ADR-011: Generated-first documentation

Date: 2026-05-27 Status: Accepted Deciders: Sandeep Jayaprakash

Context

The project needs documentation that evolves with the codebase rather than rotting. The spec (§4) lists a target doc set (REVIEWER_GUIDE, ARCHITECTURE, DATA_DICTIONARY, CORPUS_CONTRACT, STREAMING_DESIGN, PRODUCTION_NOTES, MkDocs). The risk with several of these — especially the data dictionary and the corpus contract — is that a hand-written copy of the schemas silently diverges from the code as tables change.

Decision

Adopt a generated-first documentation strategy with three tiers:

  • Living (hand-maintained, change often): HANDOFF, CHANGELOG, ADRs (append-only), ARCHITECTURE (as-built — distinct from the frozen spec).
  • Generated (derived from code, never hand-edited): DATA_DICTIONARY is rendered from local/transforms/registry.py schemas + local/validation/schema_registry.py rules by scripts/gen_data_dictionary.py. A test (tests/test_docs_generated.py) asserts the committed file matches the generator output, so it cannot drift. API reference will use mkdocstrings over the existing docstrings (Session 5).
  • Synthesized (written once at a milestone): REVIEWER_GUIDE, full README, PRODUCTION_NOTES, STREAMING_DESIGN — Session 5.
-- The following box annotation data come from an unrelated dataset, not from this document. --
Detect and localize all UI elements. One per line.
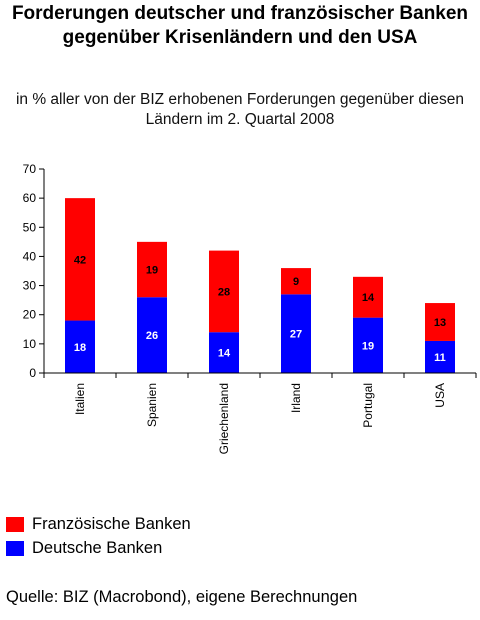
x-tick-label-italien: Italien bbox=[73, 383, 87, 415]
chart-subtitle-text: in % aller von der BIZ erhobenen Forderu… bbox=[15, 91, 465, 128]
y-axis: 0 10 20 30 40 50 60 70 bbox=[23, 162, 45, 380]
y-tick-label: 40 bbox=[23, 249, 37, 263]
bar-german-portugal bbox=[353, 317, 383, 373]
bars: 18 42 26 19 14 28 27 9 19 14 11 13 bbox=[65, 198, 455, 373]
data-label-german: 27 bbox=[290, 329, 302, 341]
y-tick-label: 30 bbox=[23, 279, 37, 293]
x-tick-label-usa: USA bbox=[433, 383, 447, 408]
data-label-french: 19 bbox=[146, 265, 158, 277]
y-tick-label: 50 bbox=[23, 220, 37, 234]
y-tick-label: 70 bbox=[23, 162, 37, 176]
chart-title-text: Forderungen deutscher und französischer … bbox=[11, 3, 469, 48]
legend-label-french: Französische Banken bbox=[32, 514, 191, 533]
x-tick-label-portugal: Portugal bbox=[361, 383, 375, 428]
y-tick-label: 0 bbox=[29, 366, 36, 380]
bar-german-usa bbox=[425, 340, 455, 373]
chart-title: Forderungen deutscher und französischer … bbox=[0, 2, 480, 50]
legend-item-french: Französische Banken bbox=[6, 512, 191, 536]
data-label-french: 9 bbox=[293, 276, 299, 288]
x-tick-label-irland: Irland bbox=[289, 383, 303, 413]
bar-french-usa bbox=[425, 303, 455, 341]
data-label-german: 26 bbox=[146, 330, 158, 342]
y-tick-label: 60 bbox=[23, 191, 37, 205]
bar-french-portugal bbox=[353, 276, 383, 318]
y-tick-label: 20 bbox=[23, 308, 37, 322]
bar-german-irland bbox=[281, 294, 311, 373]
source-text: Quelle: BIZ (Macrobond), eigene Berechnu… bbox=[6, 588, 358, 606]
bar-french-spanien bbox=[137, 241, 167, 298]
y-tick-label: 10 bbox=[23, 337, 37, 351]
data-label-french: 14 bbox=[362, 292, 375, 304]
bar-french-italien bbox=[65, 198, 95, 321]
data-label-german: 19 bbox=[362, 340, 374, 352]
x-axis: Italien Spanien Griechenland Irland Portugal… bbox=[43, 372, 477, 454]
bar-german-spanien bbox=[137, 297, 167, 373]
source-note: Quelle: BIZ (Macrobond), eigene Berechnu… bbox=[6, 588, 357, 607]
x-tick-label-spanien: Spanien bbox=[145, 383, 159, 427]
data-label-german: 18 bbox=[74, 342, 86, 354]
bar-german-italien bbox=[65, 320, 95, 373]
data-label-french: 13 bbox=[434, 317, 446, 329]
data-label-german: 11 bbox=[434, 352, 446, 364]
data-label-german: 14 bbox=[218, 348, 231, 360]
data-label-french: 42 bbox=[74, 254, 86, 266]
legend-item-german: Deutsche Banken bbox=[6, 536, 191, 560]
bar-french-griechenland bbox=[209, 250, 239, 333]
legend: Französische Banken Deutsche Banken bbox=[6, 512, 191, 560]
bar-german-griechenland bbox=[209, 332, 239, 373]
data-label-french: 28 bbox=[218, 286, 230, 298]
x-tick-label-griechenland: Griechenland bbox=[217, 383, 231, 454]
bar-french-irland bbox=[281, 268, 311, 295]
legend-swatch-german bbox=[6, 540, 24, 556]
legend-swatch-french bbox=[6, 516, 24, 532]
legend-label-german: Deutsche Banken bbox=[32, 538, 163, 557]
chart-subtitle: in % aller von der BIZ erhobenen Forderu… bbox=[0, 90, 480, 130]
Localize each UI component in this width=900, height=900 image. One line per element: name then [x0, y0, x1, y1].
Supporting practices: ADRs are immutable (supersede, never edit); diagrams are diagrams-as-code (Mermaid, render on GitHub, diff in git); contracts are verified by tests (the forthcoming CORPUS_CONTRACT gets a schema-conformance test with the Gold layer); docs/BENCHMARKS.md records real run metrics as a regression baseline.

Alternatives considered

Option Pros Cons Why rejected
Hand-write all docs Full control, no tooling Drift is near-certain as schemas change Defeats "evolves with the project"
Generated-first (chosen) Code-mirroring docs can't drift; verified by tests A little tooling up front Best fit; matches the repo's production-pattern ethos
All docs in Session 5 Less work mid-build Dictionary/contract stale through Sessions 2–4; no living baseline Loses the value of evolving docs

Consequences

Positive: - DATA_DICTIONARY is always correct (test-enforced); changing a schema forces a regen. - ARCHITECTURE/BENCHMARKS give reviewers an honest, current view at any commit. - Demonstrates documentation engineering — a portfolio signal.

Negative: - Contributors must run the generator (or CI will flag a stale dictionary).

Neutral: - CORPUS_CONTRACT + its conformance test are deferred to the Gold session, since a contract test is only meaningful once gold.encounter_summary exists.

Implementation notes

  • scripts/gen_data_dictionary.py (render() pure + --check for CI) → docs/DATA_DICTIONARY.md.
  • tests/test_docs_generated.py — fails if the dictionary is stale or misses a table.
  • docs/ARCHITECTURE.md (as-built + Mermaid), docs/BENCHMARKS.md (real run metrics).
  • Decision recorded in HANDOFF and the project memory doc-strategy-generated-first.
  • Related: ADR-009 (schemas/registry that feed the generator), ADR-004 (Arrow schemas).